My Homedepot sells coroplast, but only in smaller sheets.


----------



## FiaSpice (Jan 16, 2009)

shaelikestaquitos said:


> FiaSpice said:
> 
> 
> > Or go to Deserres, they have tons of color choice
> ...


I don't know, I never bought coroplast... only "harvested" it from electoral boards :lol:


----------



## Tomato (Aug 8, 2010)

I haven't dealt with corpolast, but how about arts and craft stores like Michaels? I'd imagine sign shops have them too.


----------



## Kenzi (Aug 29, 2010)

Do you have an insty prints near you?
I just stopped in and asked for a large piece. the manager sold me a 4 by 8 ft piece for $18. I had to go get my SUV, and even then i had to ask them to cut off 3 feet to get it to fit.


----------



## NoDivision (Aug 29, 2010)

I dunno about canada but in the US Home depot does hot have it, and art/craft stored definitely do not have it.


----------



## Nancy (Aug 22, 2008)

Most of the employees at the Home Depot here will tell you they don't sell it, simply because they have no clue what it is. Even giving a description, most of them still have no clue, but they do sell it here.


----------



## Kenzi (Aug 29, 2010)

Nancy said:


> Most of the employees at the Home Depot here will tell you they don't sell it, simply because they have no clue what it is. Even giving a description, most of them still have no clue, but they do sell it here.

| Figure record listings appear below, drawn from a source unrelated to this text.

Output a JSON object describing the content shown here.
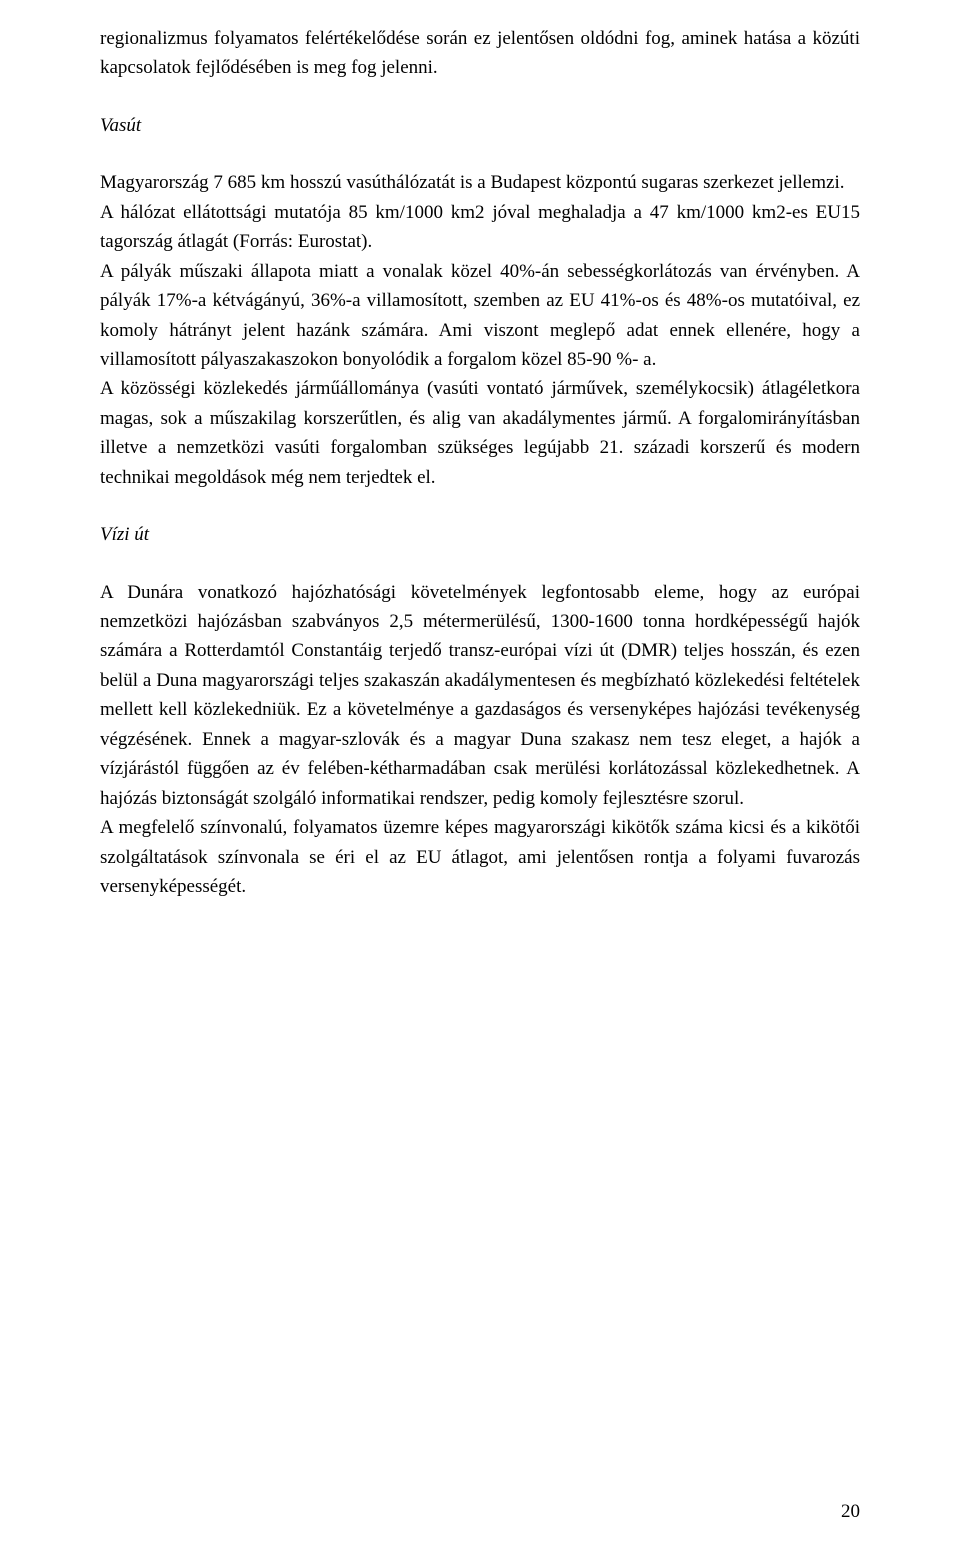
{
  "p1": "regionalizmus folyamatos felértékelődése során ez jelentősen oldódni fog, aminek hatása a közúti kapcsolatok fejlődésében is meg fog jelenni.",
  "h1": "Vasút",
  "p2": "Magyarország 7 685 km hosszú vasúthálózatát is a Budapest központú sugaras szerkezet jellemzi.",
  "p3": "A hálózat ellátottsági mutatója 85 km/1000 km2 jóval meghaladja a 47 km/1000 km2-es EU15 tagország átlagát (Forrás: Eurostat).",
  "p4": "A pályák műszaki állapota miatt a vonalak közel 40%-án sebességkorlátozás van érvényben. A pályák 17%-a kétvágányú, 36%-a villamosított, szemben az EU 41%-os és 48%-os mutatóival, ez komoly hátrányt jelent hazánk számára. Ami viszont meglepő adat ennek ellenére, hogy a villamosított pályaszakaszokon bonyolódik a forgalom közel 85-90 %- a.",
  "p5": "A közösségi közlekedés járműállománya (vasúti vontató járművek, személykocsik) átlagéletkora magas, sok a műszakilag korszerűtlen, és alig van akadálymentes jármű. A forgalomirányításban illetve a nemzetközi vasúti forgalomban szükséges legújabb 21. századi korszerű és modern technikai megoldások még nem terjedtek el.",
  "h2": "Vízi út",
  "p6": "A Dunára vonatkozó hajózhatósági követelmények legfontosabb eleme, hogy az európai nemzetközi hajózásban szabványos 2,5 métermerülésű, 1300-1600 tonna hordképességű hajók számára a Rotterdamtól Constantáig terjedő transz-európai vízi út (DMR) teljes hosszán, és ezen belül a Duna magyarországi teljes szakaszán akadálymentesen és megbízható közlekedési feltételek mellett kell közlekedniük. Ez a követelménye a gazdaságos és versenyképes hajózási tevékenység végzésének. Ennek a magyar-szlovák és a magyar Duna szakasz nem tesz eleget, a hajók a vízjárástól függően az év felében-kétharmadában csak merülési korlátozással közlekedhetnek. A hajózás biztonságát szolgáló informatikai rendszer, pedig komoly fejlesztésre szorul.",
  "p7": "A megfelelő színvonalú, folyamatos üzemre képes magyarországi kikötők száma kicsi és a kikötői szolgáltatások színvonala se éri el az EU átlagot, ami jelentősen rontja a folyami fuvarozás versenyképességét.",
  "pageNumber": "20"
}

Same here (minnesota) but it was only in smaller sheets. I found it in the way back by the lumber, it was in a rack that also had acrylic and plexi-glass (same thing?). If you ask for acrylic sheets, then look there. They had Large acrylic sheets, but not coroplast.


----------



## linda9 (Nov 26, 2010)

This might be a bit late (I noticed this thread started back in October). But I got a VERY large piece from Rona for 18 something plus tax. Later on when I was at Home Depot, I decided to check it out and see if they had it for cheaper, and turns out they have the same size for about $20. It's very large, I had to have it cut down into thirds to bring it on the subway with me. Each piece was about the width of a door and the length a bit past the half way point on a typical door.

I'm in Toront, the Rona I went to was at Warden between St. Clair and Eglinton, and the Home Depot that had the large sheet was at Gerrard Square (Pape and Gerrard). the larger sheet was right next to the smaller sheets that were like the politician signs we had on our lawns during the elections.


----------